Maria soll Göttin werden !?
Es mag zwar ein wenig dramatisch und keineswegs überspitzt klingen, aber die
klitzekleine Insel der interreligiösen Verständigung scheint im Zuge einer
gewaltigen Überflutung unterzugehen. Eine Insel, die, symbolisch dargestellt,
einer Plattform gleicht, rings umgeben von Mißverständnissen, Monologen,
Diffamierungen, Vorurteilen und Gewalt, als jahrhundertealte Begegnungsstätte
der Offenbarungsreligionen, die in ihrem Bestreben all diese Gefahren zu
zerschlagen, nunmehr selbst bedroht sind, von riesigen Wassersäulen erschlagen
zu werden.
Nun, was aber verbirgt sich hinter diesem zerstörerischen Szenario?

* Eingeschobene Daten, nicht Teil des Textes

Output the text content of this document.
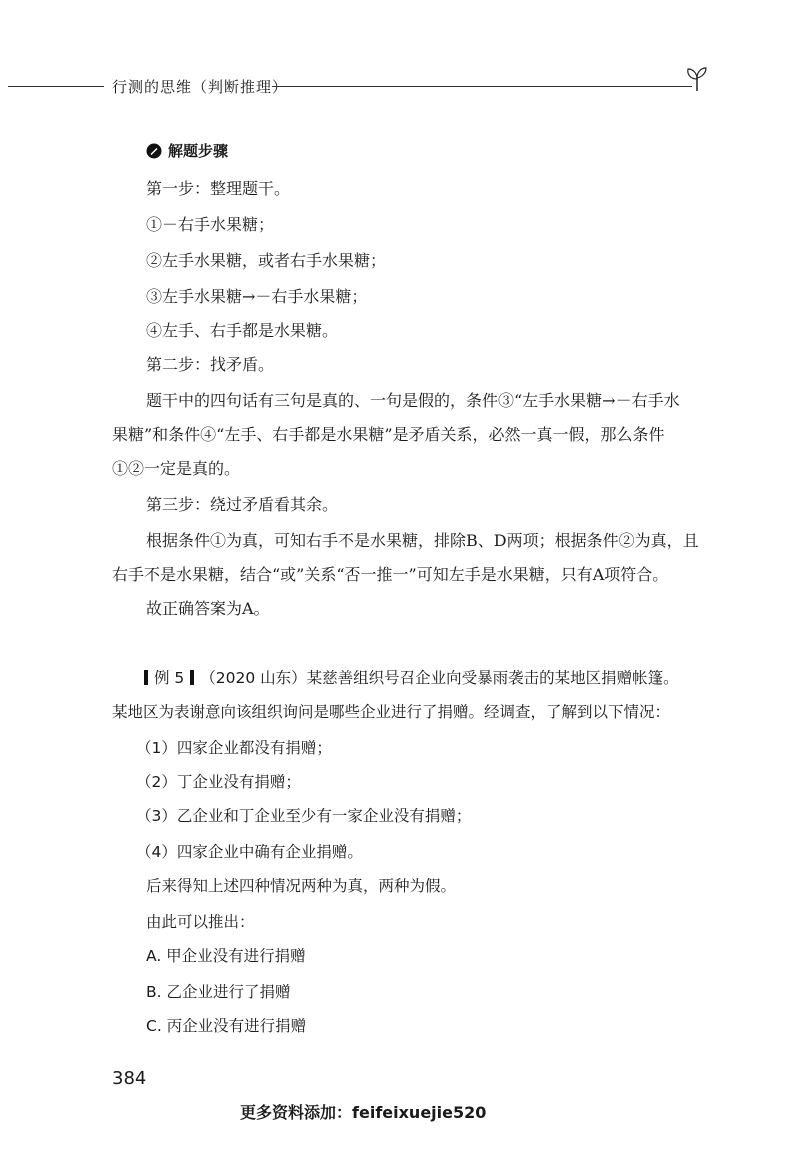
行测的思维（判断推理）
解题步骤
第一步：整理题干。
①－右手水果糖；
②左手水果糖，或者右手水果糖；
③左手水果糖→－右手水果糖；
④左手、右手都是水果糖。
第二步：找矛盾。
题干中的四句话有三句是真的、一句是假的，条件③“左手水果糖→－右手水
果糖”和条件④“左手、右手都是水果糖”是矛盾关系，必然一真一假，那么条件
①②一定是真的。
第三步：绕过矛盾看其余。
根据条件①为真，可知右手不是水果糖，排除B、D两项；根据条件②为真，且
右手不是水果糖，结合“或”关系“否一推一”可知左手是水果糖，只有A项符合。
故正确答案为A。
例 5 （2020 山东）某慈善组织号召企业向受暴雨袭击的某地区捐赠帐篷。
某地区为表谢意向该组织询问是哪些企业进行了捐赠。经调查，了解到以下情况：
（1）四家企业都没有捐赠；
（2）丁企业没有捐赠；
（3）乙企业和丁企业至少有一家企业没有捐赠；
（4）四家企业中确有企业捐赠。
后来得知上述四种情况两种为真，两种为假。
由此可以推出：
A. 甲企业没有进行捐赠
B. 乙企业进行了捐赠
C. 丙企业没有进行捐赠
384
更多资料添加：feifeixuejie520
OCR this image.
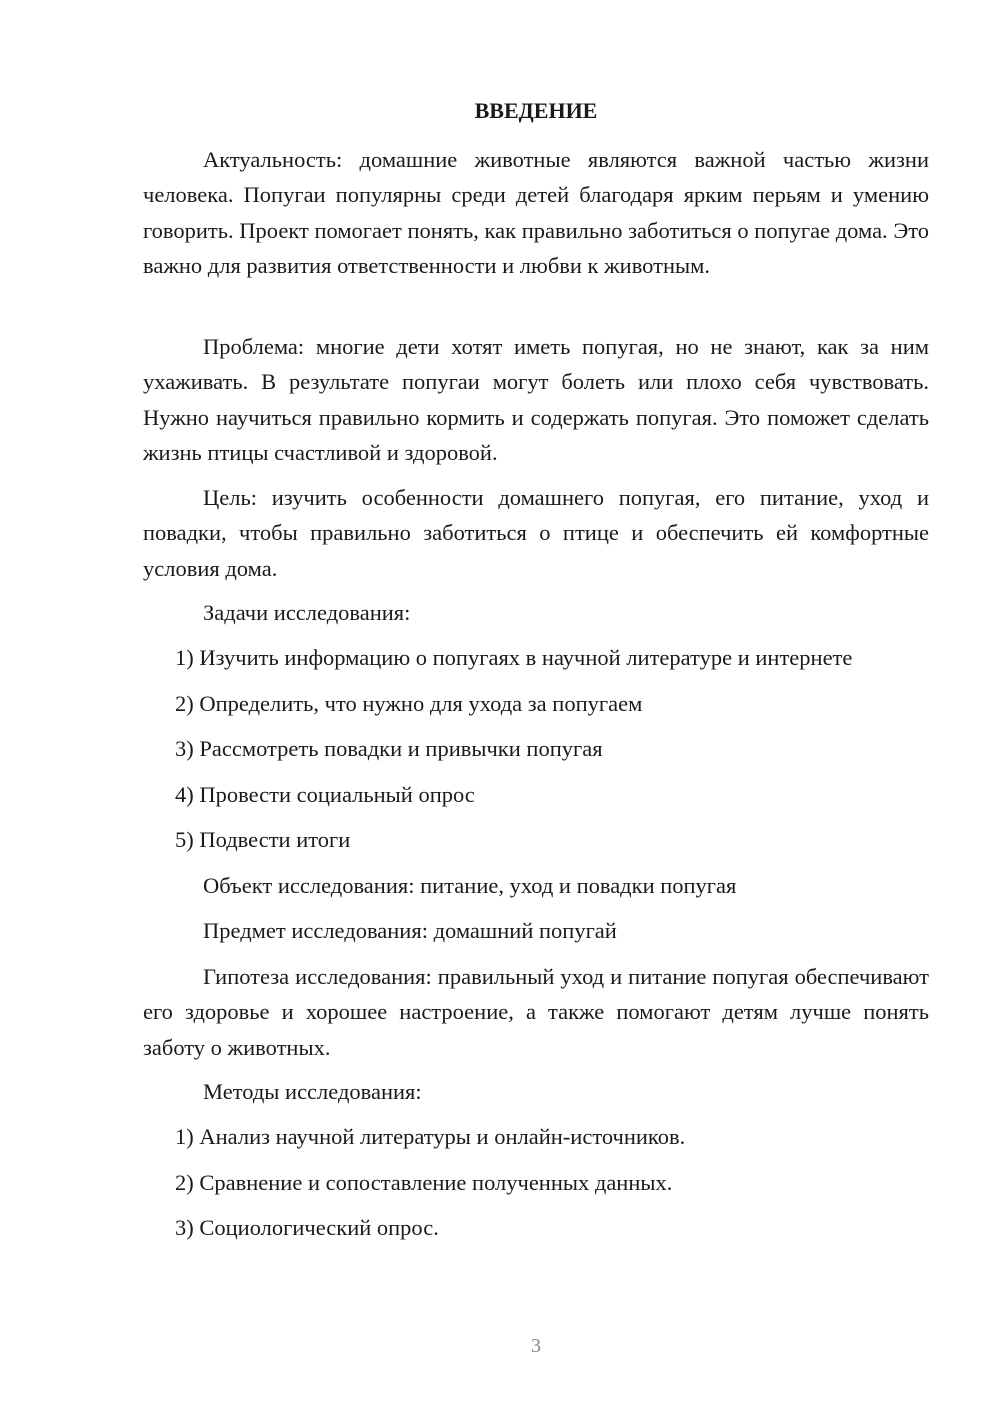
ВВЕДЕНИЕ

Актуальность: домашние животные являются важной частью жизни человека. Попугаи популярны среди детей благодаря ярким перьям и умению говорить. Проект помогает понять, как правильно заботиться о попугае дома. Это важно для развития ответственности и любви к животным.

Проблема: многие дети хотят иметь попугая, но не знают, как за ним ухаживать. В результате попугаи могут болеть или плохо себя чувствовать. Нужно научиться правильно кормить и содержать попугая. Это поможет сделать жизнь птицы счастливой и здоровой.

Цель: изучить особенности домашнего попугая, его питание, уход и повадки, чтобы правильно заботиться о птице и обеспечить ей комфортные условия дома.

Задачи исследования:

1) Изучить информацию о попугаях в научной литературе и интернете

2) Определить, что нужно для ухода за попугаем

3) Рассмотреть повадки и привычки попугая

4) Провести социальный опрос

5) Подвести итоги

Объект исследования: питание, уход и повадки попугая

Предмет исследования: домашний попугай

Гипотеза исследования: правильный уход и питание попугая обеспечивают его здоровье и хорошее настроение, а также помогают детям лучше понять заботу о животных.

Методы исследования:

1) Анализ научной литературы и онлайн-источников.

2) Сравнение и сопоставление полученных данных.

3) Социологический опрос.

3
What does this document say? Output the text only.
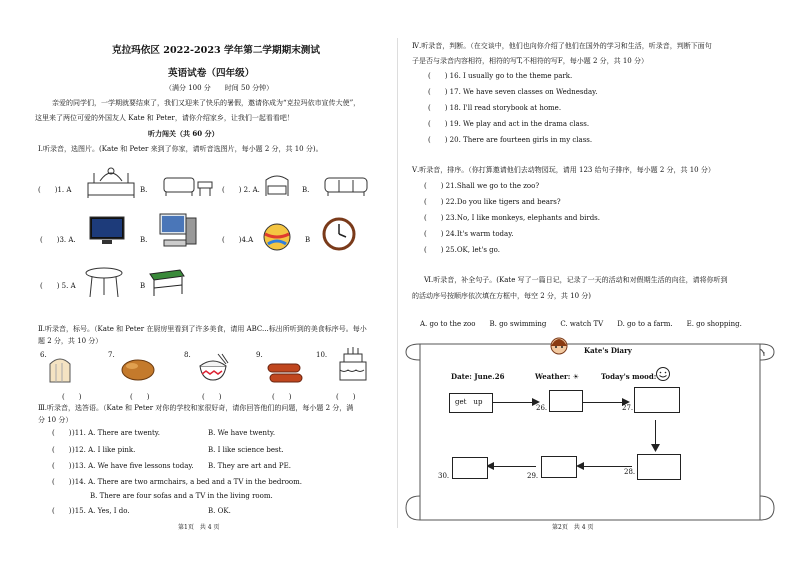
克拉玛依区 2022-2023 学年第二学期期末测试
英语试卷（四年级）
（满分 100 分　　时间 50 分钟）
亲爱的同学们，一学期就要结束了，我们又迎来了快乐的暑假，邀请你成为“克拉玛依市宣传大使”，
这里来了两位可爱的外国友人 Kate 和 Peter，请你介绍家乡，让我们一起看看吧！
听力闯关（共 60 分）
Ⅰ.听录音，选图片。(Kate 和 Peter 来到了你家，请听音选图片，每小题 2 分，共 10 分)。
(　　)1. A	B.	(　　) 2. A.	B.
(　　)3. A.	B.	(　　)4.A	B
(　　) 5. A	B
Ⅱ.听录音，标号。（Kate 和 Peter 在厨房里看到了许多美食，请用 ABC...标出所听到的美食标序号。每小
题 2 分，共 10 分）
6.	7.	8.	9.	10.
(　　)	(　　)	(　　)	(　　)	(　　)
Ⅲ.听录音，选答语。（Kate 和 Peter 对你的学校和家很好奇，请你回答他们的问题，每小题 2 分，满
分 10 分）
(　　) )11. A. There are twenty.	B. We have twenty.
(　　) )12. A. I like pink.	B. I like science best.
(　　) )13. A. We have five lessons today. B. They are art and PE.
(　　) )14. A. There are two armchairs, a bed and a TV in the bedroom.
B. There are four sofas and a TV in the living room.
(　　) )15. A. Yes, I do.	B. OK.
第1页　共 4 页
Ⅳ.听录音，判断。（在交谈中，他们也向你介绍了他们在国外的学习和生活，听录音，判断下面句
子是否与录音内容相符，相符的写T,不相符的写F，每小题 2 分，共 10 分）
(　　) 16. I usually go to the theme park.
(　　) 17. We have seven classes on Wednesday.
(　　) 18. I'll read storybook at home.
(　　) 19. We play and act in the drama class.
(　　) 20. There are fourteen girls in my class.
Ⅴ.听录音，排序。（你打算邀请他们去动物园玩，请用 123 给句子排序，每小题 2 分，共 10 分）
(　　) 21.Shall we go to the zoo?
(　　) 22.Do you like tigers and bears?
(　　) 23.No, I like monkeys, elephants and birds.
(　　) 24.It's warm today.
(　　) 25.OK, let's go.
Ⅵ.听录音，补全句子。(Kate 写了一篇日记，记录了一天的活动和对假期生活的向往，请将你听到
的活动序号按顺序依次填在方框中，每空 2 分，共 10 分)
A. go to the zoo　　B. go swimming　　C. watch TV　　D. go to a farm.　　E. go shopping.
Kate's Diary
Date: June.26	Weather: ☀	Today's mood:
get　up
26.	27.
28.
29.
30.
第2页　共 4 页
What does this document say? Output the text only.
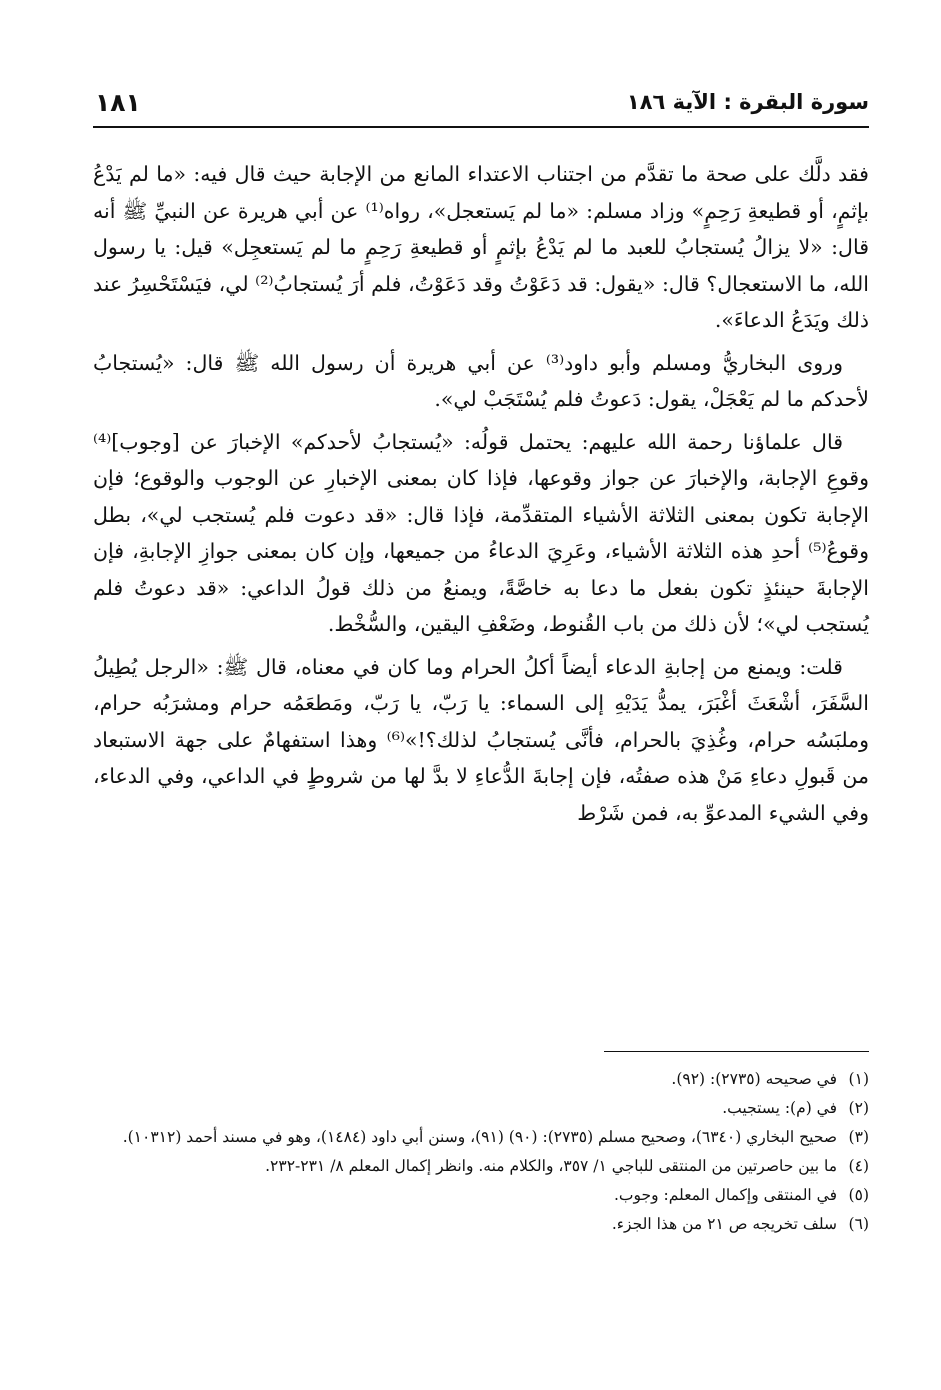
سورة البقرة : الآية ١٨٦
١٨١

فقد دلَّك على صحة ما تقدَّم من اجتناب الاعتداء المانع من الإجابة حيث قال فيه: «ما لم يَدْعُ بإثمٍ، أو قطيعةِ رَحِمٍ» وزاد مسلم: «ما لم يَستعجل»، رواه⁽¹⁾ عن أبي هريرة عن النبيِّ ﷺ أنه قال: «لا يزالُ يُستجابُ للعبد ما لم يَدْعُ بإثمٍ أو قطيعةِ رَحِمٍ ما لم يَستعجِل» قيل: يا رسول الله، ما الاستعجال؟ قال: «يقول: قد دَعَوْتُ وقد دَعَوْتُ، فلم أرَ يُستجابُ⁽²⁾ لي، فيَسْتَحْسِرُ عند ذلك ويَدَعُ الدعاءَ».

وروى البخاريُّ ومسلم وأبو داود⁽³⁾ عن أبي هريرة أن رسول الله ﷺ قال: «يُستجابُ لأحدكم ما لم يَعْجَلْ، يقول: دَعوتُ فلم يُسْتَجَبْ لي».

قال علماؤنا رحمة الله عليهم: يحتمل قولُه: «يُستجابُ لأحدكم» الإخبارَ عن [وجوب]⁽⁴⁾ وقوعِ الإجابة، والإخبارَ عن جواز وقوعها، فإذا كان بمعنى الإخبارِ عن الوجوب والوقوع؛ فإن الإجابة تكون بمعنى الثلاثة الأشياء المتقدِّمة، فإذا قال: «قد دعوت فلم يُستجب لي»، بطل وقوعُ⁽⁵⁾ أحدِ هذه الثلاثة الأشياء، وعَرِيَ الدعاءُ من جميعها، وإن كان بمعنى جوازِ الإجابةِ، فإن الإجابةَ حينئذٍ تكون بفعل ما دعا به خاصَّةً، ويمنعُ من ذلك قولُ الداعي: «قد دعوتُ فلم يُستجب لي»؛ لأن ذلك من باب القُنوط، وضَعْفِ اليقين، والسُّخْط.

قلت: ويمنع من إجابةِ الدعاء أيضاً أكلُ الحرام وما كان في معناه، قال ﷺ: «الرجل يُطِيلُ السَّفَرَ، أشْعَثَ أغْبَرَ، يمدُّ يَدَيْهِ إلى السماء: يا رَبّ، يا رَبّ، ومَطعَمُه حرام ومشرَبُه حرام، وملبَسُه حرام، وغُذِيَ بالحرام، فأنَّى يُستجابُ لذلك؟!»⁽⁶⁾ وهذا استفهامٌ على جهة الاستبعاد من قَبولِ دعاءِ مَنْ هذه صفتُه، فإن إجابةَ الدُّعاءِ لا بدَّ لها من شروطٍ في الداعي، وفي الدعاء، وفي الشيء المدعوِّ به، فمن شَرْط

(١)
في صحيحه (٢٧٣٥): (٩٢).
(٢)
في (م): يستجيب.
(٣)
صحيح البخاري (٦٣٤٠)، وصحيح مسلم (٢٧٣٥): (٩٠) (٩١)، وسنن أبي داود (١٤٨٤)، وهو في مسند أحمد (١٠٣١٢).
(٤)
ما بين حاصرتين من المنتقى للباجي ١/ ٣٥٧، والكلام منه. وانظر إكمال المعلم ٨/ ٢٣١-٢٣٢.
(٥)
في المنتقى وإكمال المعلم: وجوب.
(٦)
سلف تخريجه ص ٢١ من هذا الجزء.
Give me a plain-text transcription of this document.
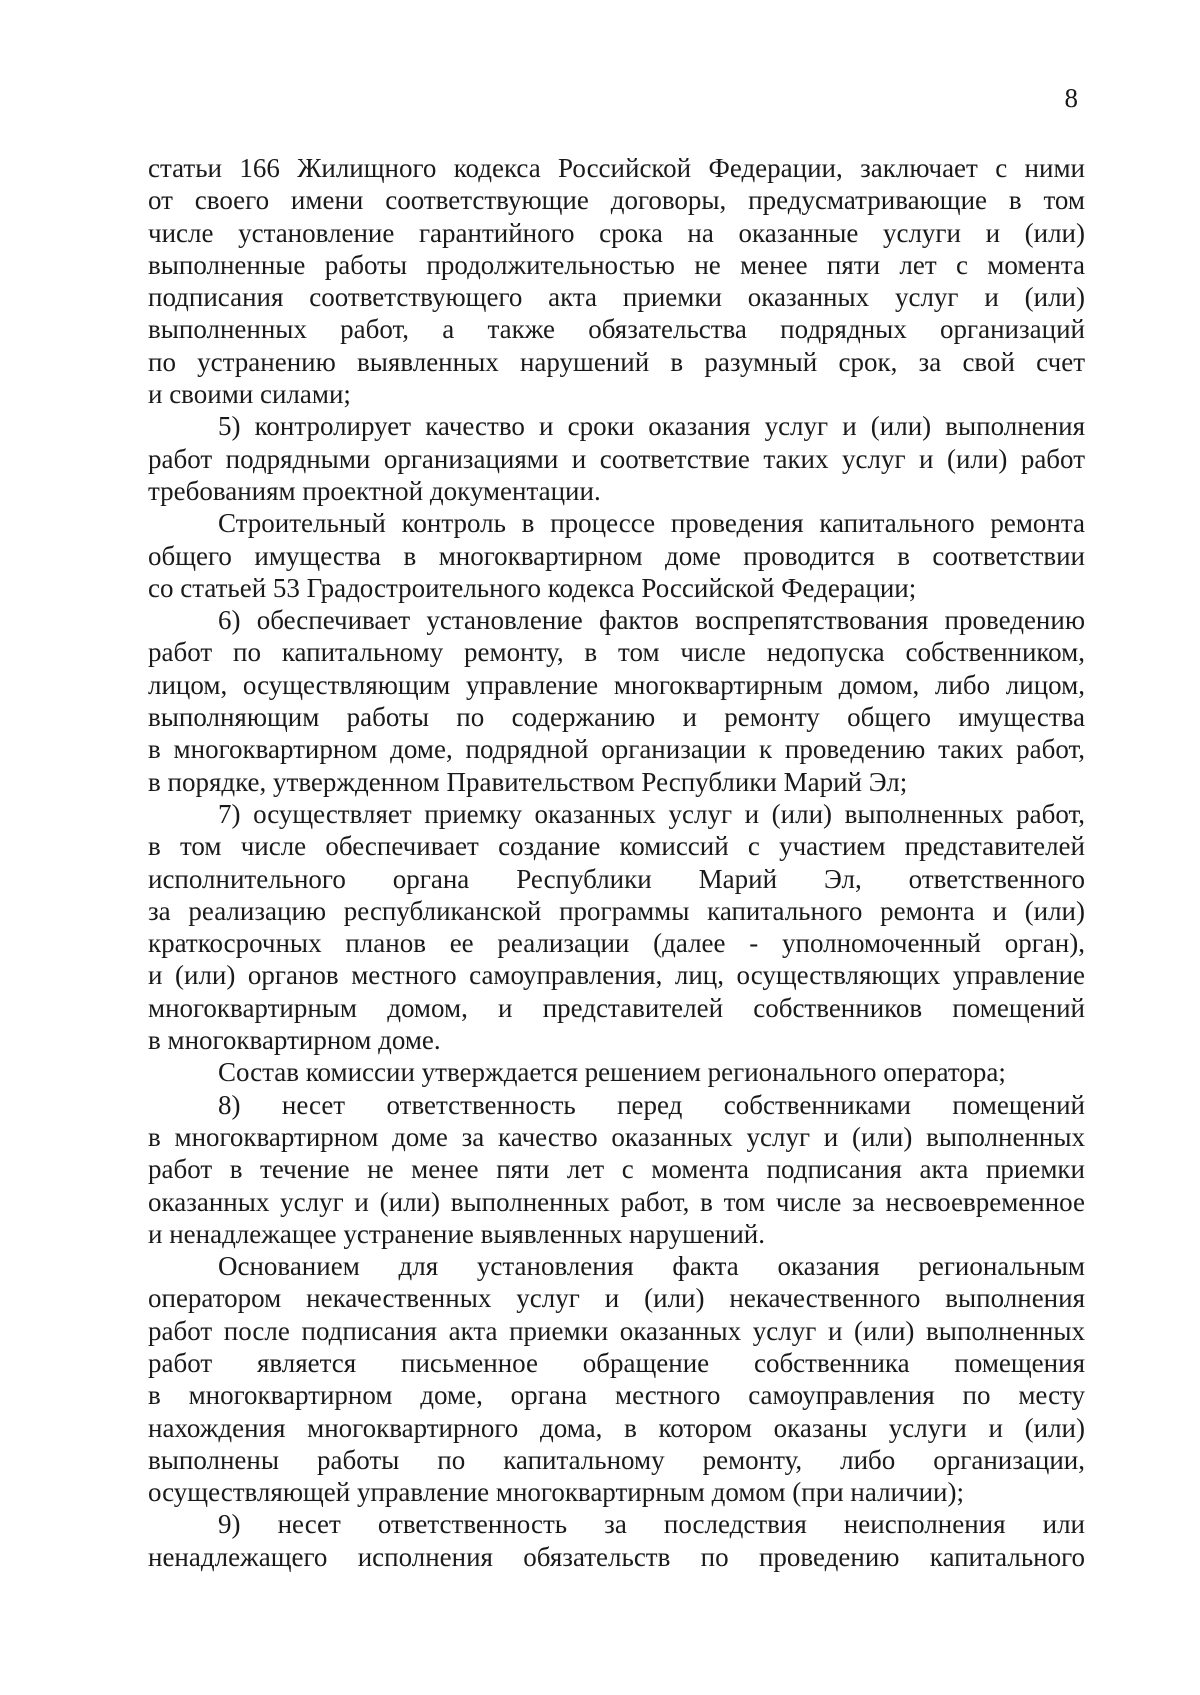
8
статьи 166 Жилищного кодекса Российской Федерации, заключает с ними
от своего имени соответствующие договоры, предусматривающие в том
числе установление гарантийного срока на оказанные услуги и (или)
выполненные работы продолжительностью не менее пяти лет с момента
подписания соответствующего акта приемки оказанных услуг и (или)
выполненных работ, а также обязательства подрядных организаций
по устранению выявленных нарушений в разумный срок, за свой счет
и своими силами;
5) контролирует качество и сроки оказания услуг и (или) выполнения
работ подрядными организациями и соответствие таких услуг и (или) работ
требованиям проектной документации.
Строительный контроль в процессе проведения капитального ремонта
общего имущества в многоквартирном доме проводится в соответствии
со статьей 53 Градостроительного кодекса Российской Федерации;
6) обеспечивает установление фактов воспрепятствования проведению
работ по капитальному ремонту, в том числе недопуска собственником,
лицом, осуществляющим управление многоквартирным домом, либо лицом,
выполняющим работы по содержанию и ремонту общего имущества
в многоквартирном доме, подрядной организации к проведению таких работ,
в порядке, утвержденном Правительством Республики Марий Эл;
7) осуществляет приемку оказанных услуг и (или) выполненных работ,
в том числе обеспечивает создание комиссий с участием представителей
исполнительного органа Республики Марий Эл, ответственного
за реализацию республиканской программы капитального ремонта и (или)
краткосрочных планов ее реализации (далее - уполномоченный орган),
и (или) органов местного самоуправления, лиц, осуществляющих управление
многоквартирным домом, и представителей собственников помещений
в многоквартирном доме.
Состав комиссии утверждается решением регионального оператора;
8) несет ответственность перед собственниками помещений
в многоквартирном доме за качество оказанных услуг и (или) выполненных
работ в течение не менее пяти лет с момента подписания акта приемки
оказанных услуг и (или) выполненных работ, в том числе за несвоевременное
и ненадлежащее устранение выявленных нарушений.
Основанием для установления факта оказания региональным
оператором некачественных услуг и (или) некачественного выполнения
работ после подписания акта приемки оказанных услуг и (или) выполненных
работ является письменное обращение собственника помещения
в многоквартирном доме, органа местного самоуправления по месту
нахождения многоквартирного дома, в котором оказаны услуги и (или)
выполнены работы по капитальному ремонту, либо организации,
осуществляющей управление многоквартирным домом (при наличии);
9) несет ответственность за последствия неисполнения или
ненадлежащего исполнения обязательств по проведению капитального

Welcher
Gefahr ist diese Plattform eigentlich ausgesetzt? Vielleicht müssen wir viel tiefer
in dem brodelnden Kessel der Menschheitsgeschichte umherrühren, vielleicht
müssen wir auch, im wahrsten Sinne des Wortes, bei Adam und Eva beginnen,
um die Ursache dieser Bedrohung ausfindig zu machen. Folgendes aber können
wir jetzt schon klarstellen: Tatsächlich besteht eine Kausalität zwischen unserer
Insel, der Gefahr, dem Kessel und Adam und Eva.
Versuchten wir die Irrungen und Wirrungen der Menscheit seit Adam und Eva
bis in unsere heutigen Tage auf einen gemeinsamen Nenner zu bringen, so hieße
die Lösung : GÖTZENDIENST. Die Prophetenbiographien lehren uns, daß
allen Gesandten primär folgende Aufgabe auferlegt wurde: Die Menschen
aufzurufen, sich von den Götzen abzuwenden und in aufrichtiger Ergebenheit nur
den einen Gott, ALLAH, anzubeten. LA ILAHE ILLA ALLAH (keine Gottheit
außer ALLAH) war die Botschaft aller Propheten.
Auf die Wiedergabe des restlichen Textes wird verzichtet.